Komersialisasi Budaya Di Jakarta

Komersialisasi Budaya


Suatu negara bisa terkenal luas oleh negara lain disebabkan beberapa faktor. Diantaranya adalah faktor ekonomi dan faktor budaya. Dari dua faktor ini, suatu negara dapat menjulang ke atas namanya disebabkan majunya ekonomi dan berkembangnya budaya. Namun, suatu negara juga dapat dikatakan rendah disebabkan oleh dua faktor di atas.
Sebut saja Indonesia, negara yang penuh berbagai macam budaya di dalamnya tidak menutup kemungkinan untuk dikatakan sebagai negara yang maju dan terkenal jika di lihat dari faktor kebudayaannya. Namun, tidak menutup mata pula Indonesia dapat juga dikatakan sebagai negara yang makmur karena adanya berbagai macam rempah-rempah dan dikatakan negara yang merosot jika dilihat dari sisi ekonominya. Hal ini yang sangat memiriskan sekali. Padahal, jika boleh jujur seperti mana yang disebutkan di atas, kalau negara ini merupakan negara yang kaya akan rempah-rempah namun kenapa masih belum bisa dikatakan negara yang setabil jika dilihat dari sisi ekonominya? Semisal, pengangguran dari tahun ke tahun bukan menambah kurang malah menambah pesat. Banyak ladang-ladang yang ditinggalkan demi kepentingan berlangsungnya hidup di Jakarta (imigran). Banyaknya imigran ini, merupakan salah satu faktor merosotnya ekonomi, sehingga ladang-ladang yang seharusnya di kelolah oleh pribumi asli dioperalih kepada orang asing.
Akibat banyaknya pengangguran inilah seseorang dapat melakukan hal yang sebenarnya tidak harus dilakukan atau sebaliknya. Seperti kasus komersialisasi budaya, yang dulunya pengamen hanya cukup membawa gitar dan seribu butir beras yang diisikan kedalam wadah untuk dikecrek.
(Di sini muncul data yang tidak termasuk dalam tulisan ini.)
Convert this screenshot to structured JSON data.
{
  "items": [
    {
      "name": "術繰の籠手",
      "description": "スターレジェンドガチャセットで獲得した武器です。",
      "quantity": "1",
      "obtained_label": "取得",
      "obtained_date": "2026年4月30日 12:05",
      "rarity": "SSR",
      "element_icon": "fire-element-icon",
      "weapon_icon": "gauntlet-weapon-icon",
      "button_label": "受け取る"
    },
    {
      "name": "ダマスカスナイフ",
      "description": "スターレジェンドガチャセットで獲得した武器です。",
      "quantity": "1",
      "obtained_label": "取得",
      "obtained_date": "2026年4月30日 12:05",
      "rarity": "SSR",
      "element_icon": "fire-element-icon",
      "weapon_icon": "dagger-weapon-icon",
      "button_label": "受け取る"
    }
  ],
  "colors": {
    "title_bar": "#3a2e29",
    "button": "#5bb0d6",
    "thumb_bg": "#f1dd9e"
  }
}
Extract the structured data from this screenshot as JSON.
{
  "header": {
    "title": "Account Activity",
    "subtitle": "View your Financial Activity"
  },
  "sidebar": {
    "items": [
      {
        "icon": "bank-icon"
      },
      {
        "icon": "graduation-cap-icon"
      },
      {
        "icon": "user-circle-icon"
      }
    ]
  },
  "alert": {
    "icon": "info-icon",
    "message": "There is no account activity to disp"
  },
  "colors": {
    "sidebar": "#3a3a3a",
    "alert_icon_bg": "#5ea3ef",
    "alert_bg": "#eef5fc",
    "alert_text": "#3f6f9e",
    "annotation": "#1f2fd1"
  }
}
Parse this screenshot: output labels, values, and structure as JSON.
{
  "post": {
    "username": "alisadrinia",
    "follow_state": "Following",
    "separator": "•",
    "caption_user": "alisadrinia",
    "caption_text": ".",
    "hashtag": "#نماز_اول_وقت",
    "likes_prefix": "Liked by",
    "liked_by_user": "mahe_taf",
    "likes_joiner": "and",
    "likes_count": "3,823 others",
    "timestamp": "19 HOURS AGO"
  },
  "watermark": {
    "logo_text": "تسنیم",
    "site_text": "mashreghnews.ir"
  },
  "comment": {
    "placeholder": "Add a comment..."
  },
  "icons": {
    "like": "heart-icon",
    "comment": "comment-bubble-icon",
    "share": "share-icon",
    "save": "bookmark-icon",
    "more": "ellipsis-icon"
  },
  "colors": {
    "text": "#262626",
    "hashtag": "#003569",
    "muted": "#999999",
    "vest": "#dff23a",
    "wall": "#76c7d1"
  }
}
Kini, bukannya meningkat malah lebih kejam. Anak-anak jalan yang ingin mendapat uang bukan lagi dengan dua alat di atas. Melainkan, dengan memperjualbelikan budayanya. Semisal, ondel-ondel yang seharusnya sebagai ciri khas kaum betawai yang ada di Jakarta (budaya Jakarta) kini terkikis habis dengan kepentingan pribadi.
Sebenarnya, pertannyaan yang sangat mendasar itu adalah “Apakah budaya sebagai kepentingan  pribadi atau untuk semua masyarakat luas yang memiliki budaya tersebut?” buknakah terciptanya budaya sebagai cerminan atau identitas asli bagi kaum yang memiliki budaya tersebut? Jika memang, budaya sebagai kepentingan pribadi terus apakah budaya itu lahir dari diri perorangan? “Tidak”. Lahirnya budaya tergantung pada lingkungan maysrakat budaya. Jika memang demikian, ondel-ondel yang disebut budaya itu bukan untuk kepentingan pribadi melainkan untuk kepentingan bersama. Bukan pula kepentingan sebuah golongan namun, untuk seluruhnya. Nah, dari sini dapat dikatakan kalau budaya adalah sebuah system yang lahir dari gesekan komunikasi dan intraksi yang dapat melahirkan sebuah kejadian, rasa melestarikan, dan memelihara. Devinisi ini penulis kutip dari salah satu pakar psikologi.
Namun sayangnya, ondel-ondel yang dijadikan alat untuk mendapatkan uang itu sebenarnya sudah menyalahgunkan nilai. Seperti mana yang telah orang banyak ketahui, harga sebuah nilai tidak ada harganya. Sama halnya sebuah harga diri. Lalu, di mana letak nilai budaya kaum betawi jika budayanya sudah dijualbeilikan? Dirampaskah atau memang sudah hilang ditelan zaman? Sehingga budaya tersebut segitu murahnya untuk dipertontonkan di depan halayak bukan untuk menunjukkan kebudayaanya. Akan tetapi, sebagai alat untuk menghasilkan uang. Jika sudah demikian, siapa yang salah? Pemerintahkah atau oknum-oknum yang tidak tahu betapa pentingnya sebuah nilai yang ada dalam suatu budaya?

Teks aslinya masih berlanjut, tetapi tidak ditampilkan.